Null Pointer Dereference in Feathersjs with Dynamodb
Null Pointer Dereference in Feathersjs with Dynamodb — how this specific combination creates or exposes the vulnerability
A null pointer dereference in a FeathersJS service that uses DynamoDB typically arises when the service code assumes the result of a DynamoDB operation or a resolved parameter is an object, then accesses a property without verifying existence. Because DynamoDB’s DocumentClient returns JavaScript objects shaped by the query or scan response, missing items or absent attributes can resolve to undefined. If FeathersJS service logic does not guard against these falsy values before property access, runtime errors occur. This is common in find, get, or custom hooks where the caller expects a record that may not exist.
FeathersJS relies on hooks to orchestrate data access. In a typical FeathersJS service, a hook may call app.service('todos').get(id) or invoke a custom method that queries DynamoDB via the AWS SDK. When DynamoDB returns null or an empty response (for example, because the item does not match a partition key or a conditional check fails), the hook’s result may propagate undefined. Accessing result.data.SomeProperty without checking whether result.data exists leads to a null pointer dereference. This surface can be exposed through unauthenticated endpoints if input validation does not enforce the presence of identifiers and the service does not handle missing resources gracefully.
The combination increases risk when the API surface is large and unauthenticated scanning is used, because missing resource handling may be inconsistent across services.
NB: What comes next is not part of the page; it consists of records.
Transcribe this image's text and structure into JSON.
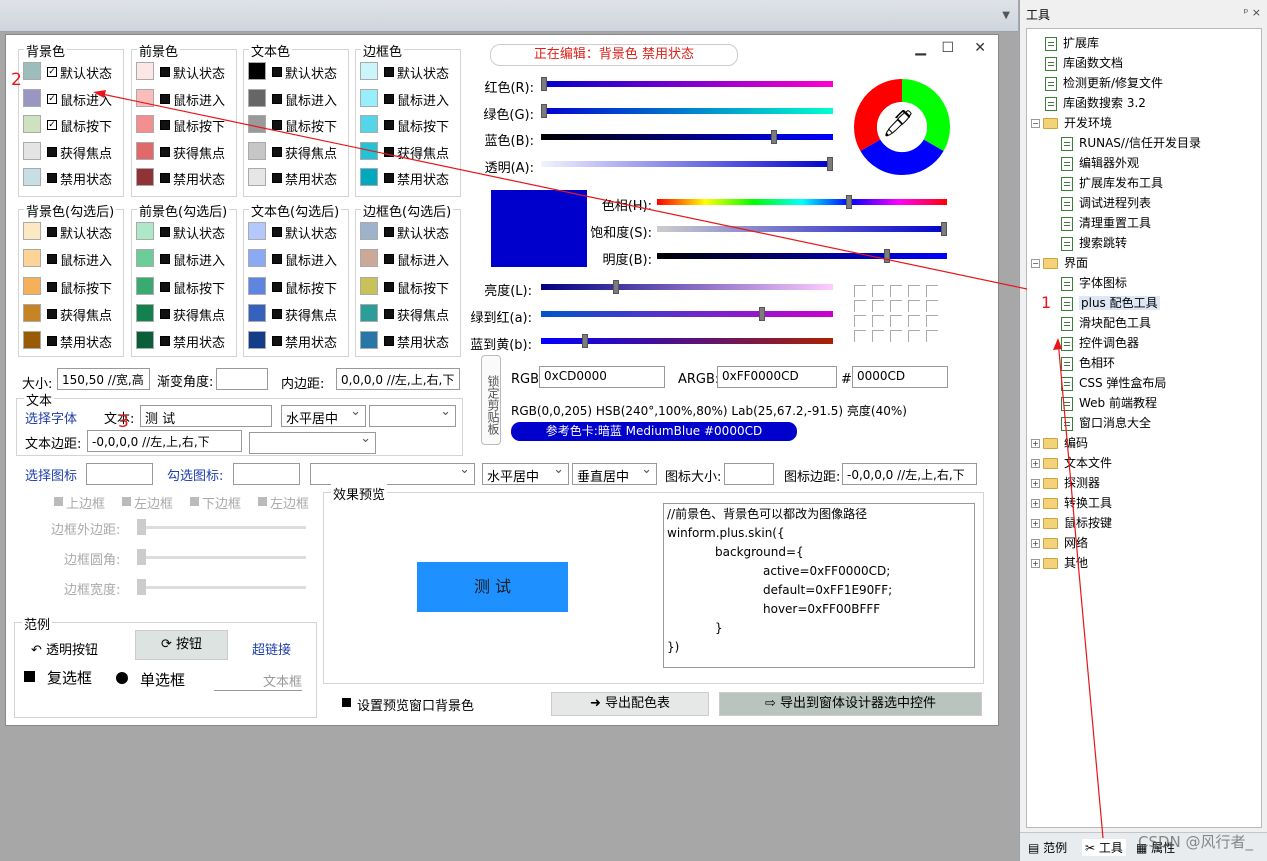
{
  "tools_panel": {
    "title": "工具",
    "pin_icons": "ᵖ ×",
    "tree_top": [
      "扩展库",
      "库函数文档",
      "检测更新/修复文件",
      "库函数搜索 3.2"
    ],
    "dev_env": {
      "label": "开发环境",
      "items": [
        "RUNAS//信任开发目录",
        "编辑器外观",
        "扩展库发布工具",
        "调试进程列表",
        "清理重置工具",
        "搜索跳转"
      ]
    },
    "ui": {
      "label": "界面",
      "items": [
        "字体图标",
        "plus 配色工具",
        "滑块配色工具",
        "控件调色器",
        "色相环",
        "CSS 弹性盒布局",
        "Web 前端教程",
        "窗口消息大全"
      ]
    },
    "collapsed": [
      "编码",
      "文本文件",
      "探测器",
      "转换工具",
      "鼠标按键",
      "网络",
      "其他"
    ],
    "tabs": [
      "范例",
      "工具",
      "属性"
    ],
    "watermark": "CSDN @风行者_"
  },
  "window": {
    "editing_label": "正在编辑：背景色 禁用状态",
    "states": [
      "默认状态",
      "鼠标进入",
      "鼠标按下",
      "获得焦点",
      "禁用状态"
    ],
    "groups_top": [
      {
        "title": "背景色",
        "colors": [
          "#9dbcbc",
          "#9a96c4",
          "#cde2bf",
          "#e4e4e4",
          "#c7dfe4"
        ],
        "checked": [
          true,
          true,
          true,
          false,
          false
        ]
      },
      {
        "title": "前景色",
        "colors": [
          "#fde6e6",
          "#fbbcbc",
          "#f48f8f",
          "#e06a6a",
          "#8e3434"
        ],
        "checked": [
          false,
          false,
          false,
          false,
          false
        ]
      },
      {
        "title": "文本色",
        "colors": [
          "#000000",
          "#666666",
          "#9a9a9a",
          "#c6c6c6",
          "#e6e6e6"
        ],
        "checked": [
          false,
          false,
          false,
          false,
          false
        ]
      },
      {
        "title": "边框色",
        "colors": [
          "#cbf4fb",
          "#99eefb",
          "#53d7e8",
          "#25c2d5",
          "#00a9bd"
        ],
        "checked": [
          false,
          false,
          false,
          false,
          false
        ]
      }
    ],
    "groups_bottom": [
      {
        "title": "背景色(勾选后)",
        "colors": [
          "#fde8c4",
          "#fcd49a",
          "#f5b15a",
          "#c68423",
          "#9a5b06"
        ]
      },
      {
        "title": "前景色(勾选后)",
        "colors": [
          "#aee8c8",
          "#6ccc9a",
          "#3aaa72",
          "#138050",
          "#0b5e3a"
        ]
      },
      {
        "title": "文本色(勾选后)",
        "colors": [
          "#b5c8fb",
          "#8caaf3",
          "#5e86e0",
          "#3662bd",
          "#153c8a"
        ]
      },
      {
        "title": "边框色(勾选后)",
        "colors": [
          "#9eb2cc",
          "#cba897",
          "#c9c25a",
          "#2c9e9a",
          "#2778a8"
        ]
      }
    ],
    "size": {
      "label": "大小:",
      "value": "150,50 //宽,高"
    },
    "gradient_angle": {
      "label": "渐变角度:",
      "value": ""
    },
    "padding": {
      "label": "内边距:",
      "value": "0,0,0,0  //左,上,右,下"
    },
    "text_section": {
      "title": "文本",
      "choose_font": "选择字体",
      "text_label": "文本:",
      "text_value": "测 试",
      "h_align": "水平居中",
      "margin_label": "文本边距:",
      "margin_value": "-0,0,0,0 //左,上,右,下"
    },
    "lock_button": "锁定剪贴板",
    "icon_row": {
      "choose_icon": "选择图标",
      "checked_icon": "勾选图标:",
      "h_align": "水平居中",
      "v_align": "垂直居中",
      "icon_size_label": "图标大小:",
      "icon_margin_label": "图标边距:",
      "icon_margin_value": "-0,0,0,0 //左,上,右,下"
    },
    "border_checks": [
      "上边框",
      "左边框",
      "下边框",
      "左边框"
    ],
    "border_sliders": [
      "边框外边距:",
      "边框圆角:",
      "边框宽度:"
    ],
    "sample": {
      "title": "范例",
      "transparent_button": "透明按钮",
      "button": "按钮",
      "hyperlink": "超链接",
      "checkbox": "复选框",
      "radio": "单选框",
      "textbox_placeholder": "文本框"
    },
    "preview": {
      "title": "效果预览",
      "button_text": "测 试",
      "code": [
        "//前景色、背景色可以都改为图像路径",
        "winform.plus.skin({",
        "    background={",
        "        active=0xFF0000CD;",
        "        default=0xFF1E90FF;",
        "        hover=0xFF00BFFF",
        "    }",
        "})"
      ]
    },
    "set_preview_bg": "设置预览窗口背景色",
    "export_table": "导出配色表",
    "export_to_designer": "导出到窗体设计器选中控件",
    "rgb_sliders": {
      "labels": [
        "红色(R):",
        "绿色(G):",
        "蓝色(B):",
        "透明(A):"
      ],
      "values": [
        0,
        0,
        205,
        255
      ]
    },
    "hsb_sliders": {
      "labels": [
        "色相(H):",
        "饱和度(S):",
        "明度(B):"
      ],
      "values": [
        240,
        100,
        80
      ]
    },
    "lab_sliders": {
      "labels": [
        "亮度(L):",
        "绿到红(a):",
        "蓝到黄(b):"
      ],
      "values": [
        25,
        67.2,
        -91.5
      ]
    },
    "current_color": "#0000CD",
    "rgb_label": "RGB:",
    "rgb_value": "0xCD0000",
    "argb_label": "ARGB:",
    "argb_value": "0xFF0000CD",
    "hash_label": "#",
    "hex_value": "0000CD",
    "info_line": "RGB(0,0,205) HSB(240°,100%,80%) Lab(25,67.2,-91.5) 亮度(40%)",
    "ref_card": "参考色卡:暗蓝 MediumBlue  #0000CD"
  },
  "annotations": {
    "one": "1",
    "two": "2",
    "three": "3"
  }
}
An attacker probing endpoints with malformed or non-existent IDs can trigger exceptions that reveal stack traces or internal behavior, depending on error handling configuration. While DynamoDB itself does not throw traditional SQL-style null errors, the JavaScript layer does, and FeathersJS middleware must treat missing query results as a recoverable condition rather than an implicit assumption of existence.
Dynamodb-Specific Remediation in Feathersjs — concrete code fixes
Remediation centers on explicit existence checks before accessing DynamoDB response properties and standardized error handling in FeathersJS hooks and services. Use the AWS SDK DocumentClient pattern and ensure every DynamoDB call validates the response structure before proceeding.
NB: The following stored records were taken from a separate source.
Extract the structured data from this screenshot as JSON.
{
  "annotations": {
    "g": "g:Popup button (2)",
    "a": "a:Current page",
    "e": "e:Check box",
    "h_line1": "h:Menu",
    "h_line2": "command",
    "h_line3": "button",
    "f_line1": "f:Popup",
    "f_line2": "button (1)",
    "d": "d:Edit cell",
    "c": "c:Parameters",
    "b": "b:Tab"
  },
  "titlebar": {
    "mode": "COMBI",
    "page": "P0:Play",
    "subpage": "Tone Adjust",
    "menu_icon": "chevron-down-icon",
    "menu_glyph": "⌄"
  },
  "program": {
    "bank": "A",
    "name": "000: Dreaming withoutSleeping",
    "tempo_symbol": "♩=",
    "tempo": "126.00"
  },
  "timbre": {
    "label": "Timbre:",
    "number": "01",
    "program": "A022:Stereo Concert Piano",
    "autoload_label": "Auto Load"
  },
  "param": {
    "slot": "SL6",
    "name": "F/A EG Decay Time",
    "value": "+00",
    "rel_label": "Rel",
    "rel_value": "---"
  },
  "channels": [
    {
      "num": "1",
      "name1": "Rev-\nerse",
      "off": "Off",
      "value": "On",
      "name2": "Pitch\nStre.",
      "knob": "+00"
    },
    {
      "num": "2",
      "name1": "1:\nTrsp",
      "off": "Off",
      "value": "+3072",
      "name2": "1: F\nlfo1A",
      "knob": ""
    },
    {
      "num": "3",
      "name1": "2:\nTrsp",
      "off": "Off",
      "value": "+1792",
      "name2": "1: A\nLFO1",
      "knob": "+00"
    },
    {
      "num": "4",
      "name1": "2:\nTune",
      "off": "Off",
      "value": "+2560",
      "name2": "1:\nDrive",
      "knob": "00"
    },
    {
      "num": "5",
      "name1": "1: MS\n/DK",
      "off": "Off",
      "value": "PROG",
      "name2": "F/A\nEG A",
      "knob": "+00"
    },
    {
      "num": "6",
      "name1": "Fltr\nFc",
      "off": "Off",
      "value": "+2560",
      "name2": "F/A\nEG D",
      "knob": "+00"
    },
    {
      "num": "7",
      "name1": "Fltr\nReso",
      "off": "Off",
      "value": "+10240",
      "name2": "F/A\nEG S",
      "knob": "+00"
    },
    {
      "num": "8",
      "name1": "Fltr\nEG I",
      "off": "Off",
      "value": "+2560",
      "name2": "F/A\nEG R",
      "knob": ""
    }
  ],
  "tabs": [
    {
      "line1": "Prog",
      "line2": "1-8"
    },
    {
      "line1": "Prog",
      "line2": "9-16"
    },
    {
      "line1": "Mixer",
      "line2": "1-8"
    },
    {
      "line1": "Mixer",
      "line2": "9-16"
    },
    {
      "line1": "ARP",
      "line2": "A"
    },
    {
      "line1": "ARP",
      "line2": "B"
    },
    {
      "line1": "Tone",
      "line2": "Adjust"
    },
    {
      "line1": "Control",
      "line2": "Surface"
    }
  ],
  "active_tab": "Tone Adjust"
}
const AWS = require('aws-sdk');
const dynamoDb = new AWS.DynamoDB.DocumentClient();
// FeathersJS service: robust get with null/undefined handling
class TodoService {
async get(id, params) {
const params = {
TableName: process.env.TODO_TABLE,
Key: { id }
};
const data = await dynamoDb.get(params).promise();
if (!data || !data.Item) {
throw new Error('NOT_FOUND');
}
return data.Item;
}
}
In FeathersJS hooks, validate the result before accessing nested fields:
// hooks/todo-hooks.js
const { GeneralError } = require('@feathersjs/errors');
exports.ensureItemExists = async context => {
const { id } = context.id || {};
const result = await context.app.service('todos')._dynamoGetRaw(id); // internal low-level method
if (!result || !result.Item) {
throw new GeneralError('Resource not found', { code: 404 });
}
context.result = result.Item;
return context;
};
For operations that rely on conditional updates or queries that may return empty sets, use defensive patterns:
// Example: conditional update with existence check
async safeUpdate(id, updateData) {
const params = {
TableName: process.env.TODO_TABLE,
Key: { id },
UpdateExpression: 'set #s = :status',
ConditionExpression: 'attribute_exists(id)',
ExpressionAttributeNames: { '#s': 'status' },
ExpressionAttributeValues: { ':status': updateData.status },
ReturnValues: 'ALL_NEW'
};
try {
const data = await dynamoDb.update(params).promise();
return data.Attributes;
} catch (err) {
if (err.code === 'ConditionalCheckFailedException') {
throw new Error('NOT_FOUND');
}
throw err;
}
}
Configure FeathersJS error handling to map thrown errors like NOT_FOUND to appropriate HTTP status codes, preventing unhandled rejections from bubbling into unhelpful null pointer dereferences. This approach ensures DynamoDB-specific responses are normalized before reaching service methods, aligning missing item semantics with predictable API behavior.